高級ダイレクト機は存在するが、DJ 向けの実務要件(トルク、ブレーキ、ピッチ可変)と、家庭向けの静かな再生は設計目標が異なる。方式名が高級かどうかを保証しない。

「ベルトドライブはスペックが良い」

ベルトはランブルを抑えやすい一方、ベルト劣化でウォウ・フラッターは悪化する。ダイレクトは速度の長期安定に有利な設計が多い。どちらが「勝つ」かは、何を重視するかと個体の実装次第である。

「スペック表の数字で選べる」

ウォウ・フラッターとランブルは、測定規格が統一されていない場面が残る。カタログの数値比較より、静かな盤で実際に聴くほうが信頼できる。

揺れ・うなりの切り分け例

33⅓ RPM の LP を、経年したベルトのベルトドライブ機で再生する場面を想定する。リードインのヒスは盤のノイズとして聴こえるが、ピアノ独奏の持続音だけわずかに揺れる。ベルトの不均一伸びによるウォウの可能性がある。同じ盤を、ベルト交換後の同機種で聴くと揺れが減るが、曲間のクラックルは残る。駆動を直しても盤の傷は戻らない。
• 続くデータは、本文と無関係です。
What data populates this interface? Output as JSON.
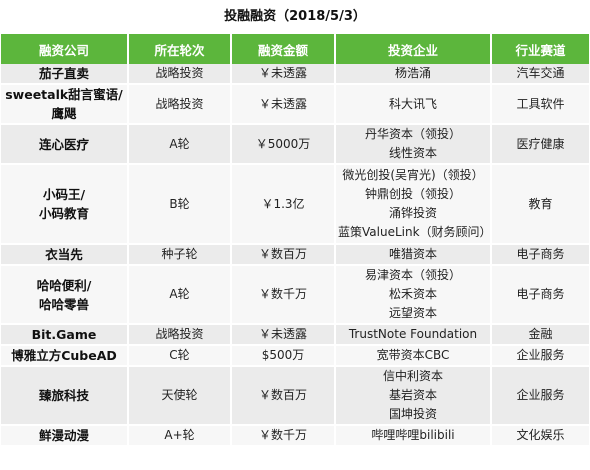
{
  "title": "投融融资（2018/5/3）",
  "headers": [
    "融资公司",
    "所在轮次",
    "融资金额",
    "投资企业",
    "行业赛道"
  ],
  "rows": [
    {
      "company": [
        "茄子直卖"
      ],
      "round": "战略投资",
      "amount": "￥未透露",
      "investors": [
        "杨浩涌"
      ],
      "sector": "汽车交通"
    },
    {
      "company": [
        "sweetalk甜言蜜语/",
        "鹰飓"
      ],
      "round": "战略投资",
      "amount": "￥未透露",
      "investors": [
        "科大讯飞"
      ],
      "sector": "工具软件"
    },
    {
      "company": [
        "连心医疗"
      ],
      "round": "A轮",
      "amount": "￥5000万",
      "investors": [
        "丹华资本（领投）",
        "线性资本"
      ],
      "sector": "医疗健康"
    },
    {
      "company": [
        "小码王/",
        "小码教育"
      ],
      "round": "B轮",
      "amount": "￥1.3亿",
      "investors": [
        "微光创投(吴宵光)（领投）",
        "钟鼎创投（领投）",
        "涌铧投资",
        "蓝策ValueLink（财务顾问）"
      ],
      "sector": "教育"
    },
    {
      "company": [
        "衣当先"
      ],
      "round": "种子轮",
      "amount": "￥数百万",
      "investors": [
        "唯猎资本"
      ],
      "sector": "电子商务"
    },
    {
      "company": [
        "哈哈便利/",
        "哈哈零兽"
      ],
      "round": "A轮",
      "amount": "￥数千万",
      "investors": [
        "易津资本（领投）",
        "松禾资本",
        "远望资本"
      ],
      "sector": "电子商务"
    },
    {
      "company": [
        "Bit.Game"
      ],
      "round": "战略投资",
      "amount": "￥未透露",
      "investors": [
        "TrustNote Foundation"
      ],
      "sector": "金融"
    },
    {
      "company": [
        "博雅立方CubeAD"
      ],
      "round": "C轮",
      "amount": "$500万",
      "investors": [
        "宽带资本CBC"
      ],
      "sector": "企业服务"
    },
    {
      "company": [
        "臻旅科技"
      ],
      "round": "天使轮",
      "amount": "￥数百万",
      "investors": [
        "信中利资本",
        "基岩资本",
        "国坤投资"
      ],
      "sector": "企业服务"
    },
    {
      "company": [
        "鲜漫动漫"
      ],
      "round": "A+轮",
      "amount": "￥数千万",
      "investors": [
        "哔哩哔哩bilibili"
      ],
      "sector": "文化娱乐"
    }
  ]
}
別の例として、ダイレクトドライブ機でリードインに低いうなりが乗る場合がある。盤の汚れではなく、モーター由来のランブルか、フォノイコライザーのハムかを、針を上げた状態と盤再生で切り分ける。針を上げてもうなりが続くなら再生系側のノイズである。

手元の盤での確かめ方

ターンテーブル駆動は、カタログの方式名より、手元の盤で鳴らして確認する。

届いた盤か、普段鳴らす一枚で試聴から入る。ラベル回転数表記に合わせて速度を設定し、リードインと曲間の無音部を聴く。低いうなりやヒスが盤のノイズと混ざるなら、針を上げた状態でも同じうなりが出るか確かめ、ランブルか盤由来かを切り分ける。

持続音が多い曲(ピアノ、弦、アコースティックボーカル)で、ピッチが細かく揺れないか聴く。揺れが駆動由来なら、同じ位置の溝でも毎回同じ揺れ方になる。盤のオフセンター反り由来なら、針の位置やクランプの有無で揺れ方が変わることもある。
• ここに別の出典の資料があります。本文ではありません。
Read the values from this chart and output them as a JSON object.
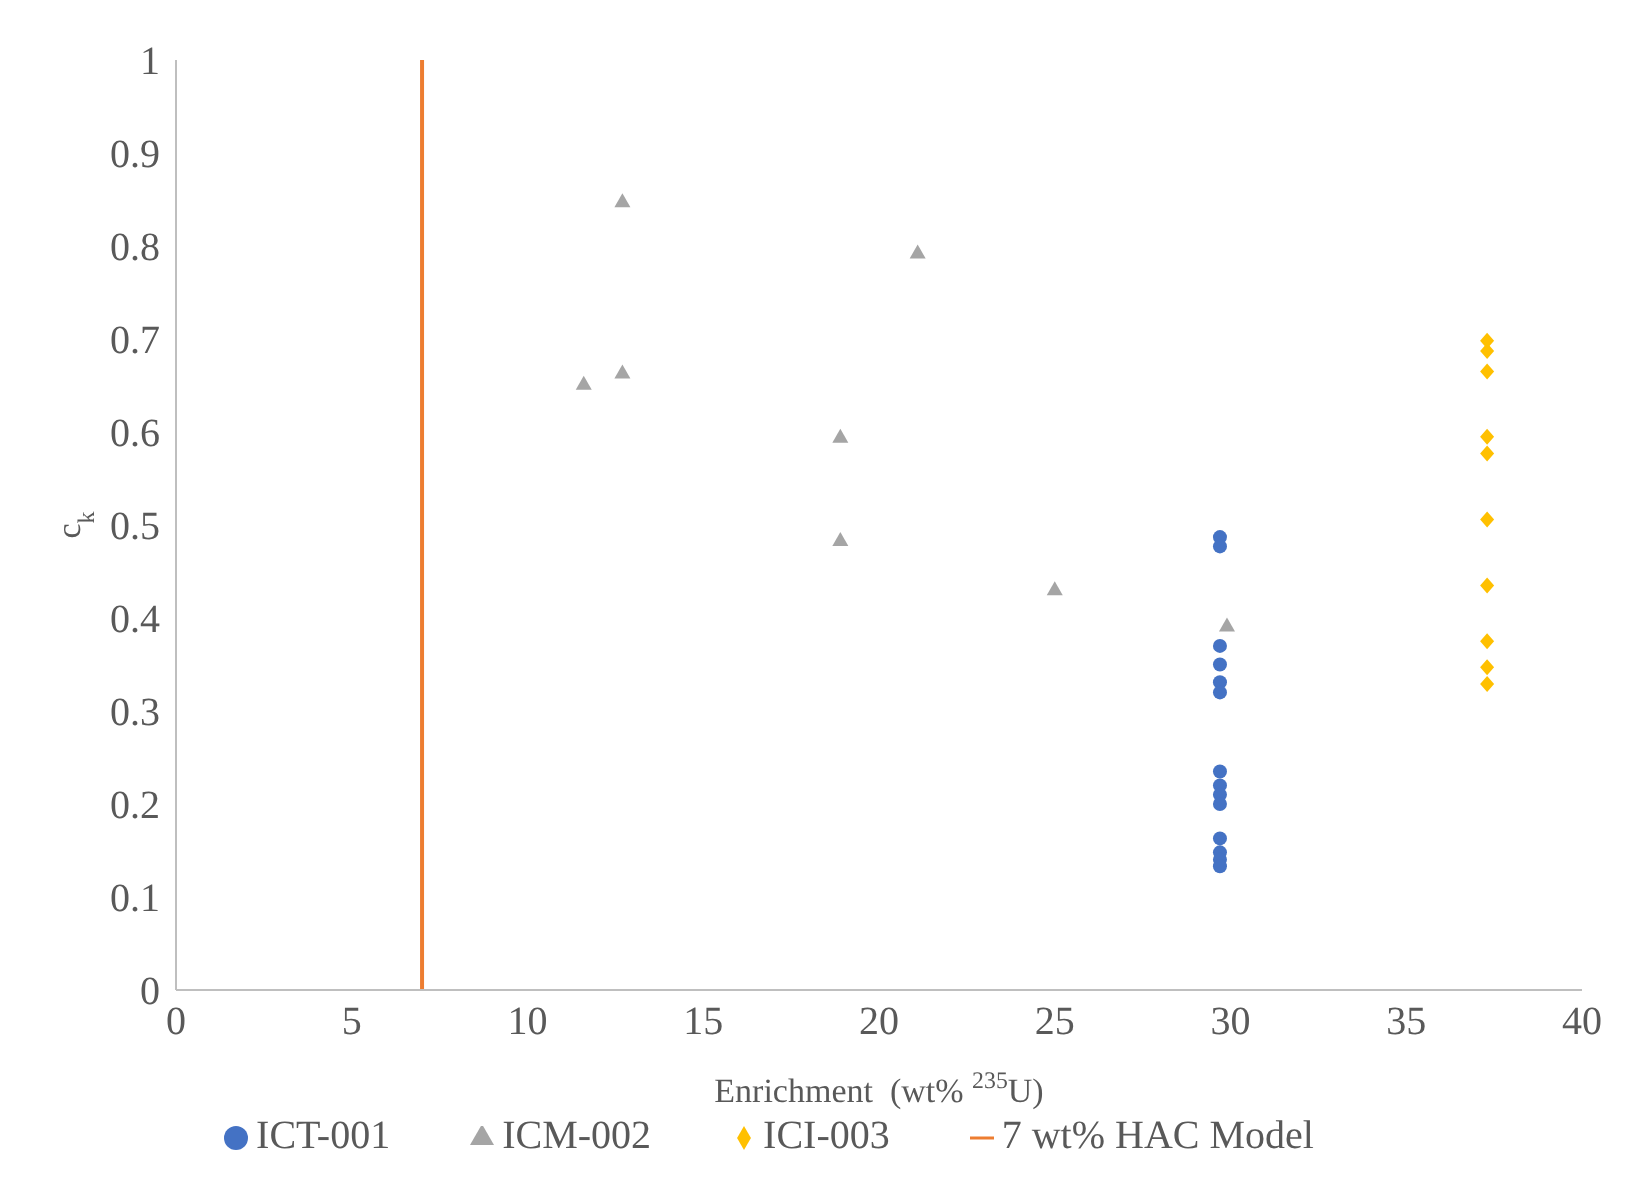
{
  "chart_data": {
    "type": "scatter",
    "xlabel": "Enrichment  (wt% $^{235}$U)",
    "ylabel": "c$_{k}$",
    "xlim": [
      0,
      40
    ],
    "xticks": [
      0,
      5,
      10,
      15,
      20,
      25,
      30,
      35,
      40
    ],
    "ylim": [
      0,
      1
    ],
    "yticks": [
      0,
      0.1,
      0.2,
      0.3,
      0.4,
      0.5,
      0.6,
      0.7,
      0.8,
      0.9,
      1
    ],
    "grid": false,
    "legend": "bottom",
    "series": [
      {
        "name": "ICT-001",
        "color": "#4472c4",
        "marker": "circle",
        "x": [
          29.7,
          29.7,
          29.7,
          29.7,
          29.7,
          29.7,
          29.7,
          29.7,
          29.7,
          29.7,
          29.7,
          29.7,
          29.7,
          29.7
        ],
        "values": [
          0.487,
          0.477,
          0.37,
          0.35,
          0.331,
          0.32,
          0.235,
          0.22,
          0.21,
          0.2,
          0.163,
          0.148,
          0.14,
          0.133
        ]
      },
      {
        "name": "ICM-002",
        "color": "#a5a5a5",
        "marker": "triangle",
        "x": [
          12.7,
          21.1,
          11.6,
          12.7,
          18.9,
          18.9,
          25.0,
          29.9
        ],
        "values": [
          0.848,
          0.793,
          0.652,
          0.664,
          0.595,
          0.484,
          0.431,
          0.392
        ]
      },
      {
        "name": "ICI-003",
        "color": "#ffc000",
        "marker": "diamond",
        "x": [
          37.3,
          37.3,
          37.3,
          37.3,
          37.3,
          37.3,
          37.3,
          37.3,
          37.3,
          37.3
        ],
        "values": [
          0.698,
          0.687,
          0.665,
          0.595,
          0.577,
          0.506,
          0.435,
          0.375,
          0.347,
          0.329
        ]
      },
      {
        "name": "7 wt% HAC Model",
        "type": "line",
        "color": "#ed7d31",
        "marker": "none",
        "line_style": "solid",
        "x": [
          7,
          7
        ],
        "values": [
          0,
          1
        ]
      }
    ]
  }
}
ベルトドライブなら、ベルトの伸び、硬化、亀裂を目視する。立ち上がりに時間がかかる、ピッチが全体的に低い、持続音が揺れるといった症状のいずれかがあれば、ベルト交換を検討してよい。ダイレクトドライブなら、ベルト交換は不要だが、プラッターの水平と針圧カートリッジの整合は同様に要る。
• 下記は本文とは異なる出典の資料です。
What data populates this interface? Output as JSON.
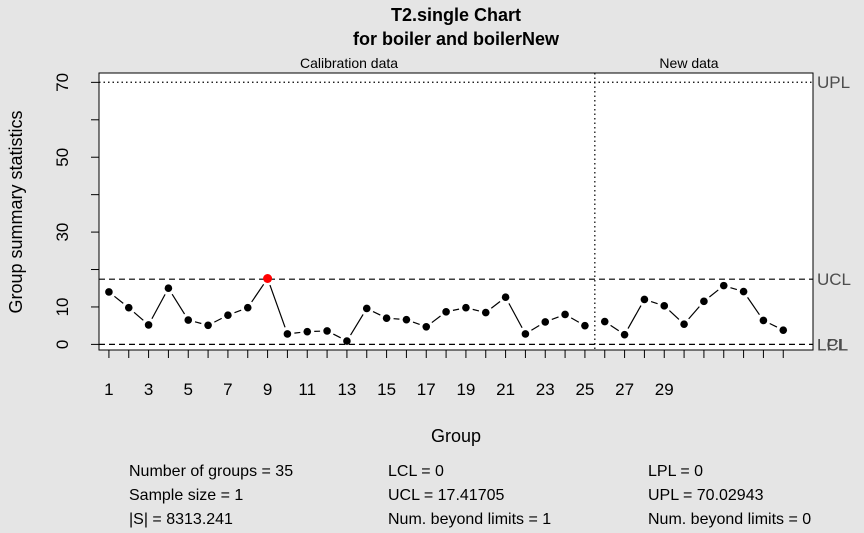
{
  "chart_data": {
    "type": "line",
    "title": "T2.single Chart",
    "subtitle": "for boiler and boilerNew",
    "xlabel": "Group",
    "ylabel": "Group summary statistics",
    "xlim": [
      0.5,
      36.5
    ],
    "ylim": [
      -1.5,
      72.5
    ],
    "x_tick_labels": [
      "1",
      "3",
      "5",
      "7",
      "9",
      "11",
      "13",
      "15",
      "17",
      "19",
      "21",
      "23",
      "25",
      "27",
      "29"
    ],
    "y_tick_labels": [
      "0",
      "10",
      "30",
      "50",
      "70"
    ],
    "minor_y_ticks": [
      20,
      40,
      60
    ],
    "phase_labels": {
      "calibration": "Calibration data",
      "new": "New data"
    },
    "phase_boundary": 25.5,
    "limit_labels": {
      "upl": "UPL",
      "ucl": "UCL",
      "lcl": "LCL",
      "lpl": "LPL"
    },
    "limits": {
      "upl": 70.02943,
      "ucl": 17.41705,
      "lcl": 0,
      "lpl": 0
    },
    "series": [
      {
        "x": [
          1,
          2,
          3,
          4,
          5,
          6,
          7,
          8,
          9,
          10,
          11,
          12,
          13,
          14,
          15,
          16,
          17,
          18,
          19,
          20,
          21,
          22,
          23,
          24,
          25
        ],
        "values": [
          14.0,
          9.8,
          5.2,
          15.0,
          6.5,
          5.1,
          7.8,
          9.8,
          17.6,
          2.8,
          3.4,
          3.6,
          0.9,
          9.6,
          7.0,
          6.6,
          4.7,
          8.7,
          9.8,
          8.5,
          12.6,
          2.8,
          6.0,
          8.0,
          5.0
        ],
        "beyond_limits": [
          9
        ]
      },
      {
        "x": [
          26,
          27,
          28,
          29,
          30,
          31,
          32,
          33,
          34,
          35
        ],
        "values": [
          6.1,
          2.6,
          12.0,
          10.3,
          5.4,
          11.5,
          15.7,
          14.1,
          6.4,
          3.8
        ]
      }
    ],
    "colors": {
      "point": "#000000",
      "violation": "#ff0000",
      "background": "#e5e5e5",
      "plot_background": "#ffffff"
    }
  },
  "stats": {
    "col1": [
      "Number of groups = 35",
      "Sample size = 1",
      "|S| = 8313.241"
    ],
    "col2": [
      "LCL = 0",
      "UCL = 17.41705",
      "Num. beyond limits = 1"
    ],
    "col3": [
      "LPL = 0",
      "UPL = 70.02943",
      "Num. beyond limits = 0"
    ]
  }
}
新規購入や買い替えでは、方式名より総合設計を見る。トーンアームの剛性、プラッター質量、ベアリング、フォノイコライザーの内蔵か外付けか、MM / MC 対応まで含めた再生系である。摩耗盤をこれから扱うなら、針側の追従とグルーヴウェアを増やさない設定が、駆動方式の銘柄より先に効く。

ベルトとダイレクトのどちらが向くかは、静かな曲で揺れないか、無音部でうならないか、表記の回転数でピッチが合うかで判断できる。最終的には、自分がよく聴く盤で十分に鳴るかで決めればよい。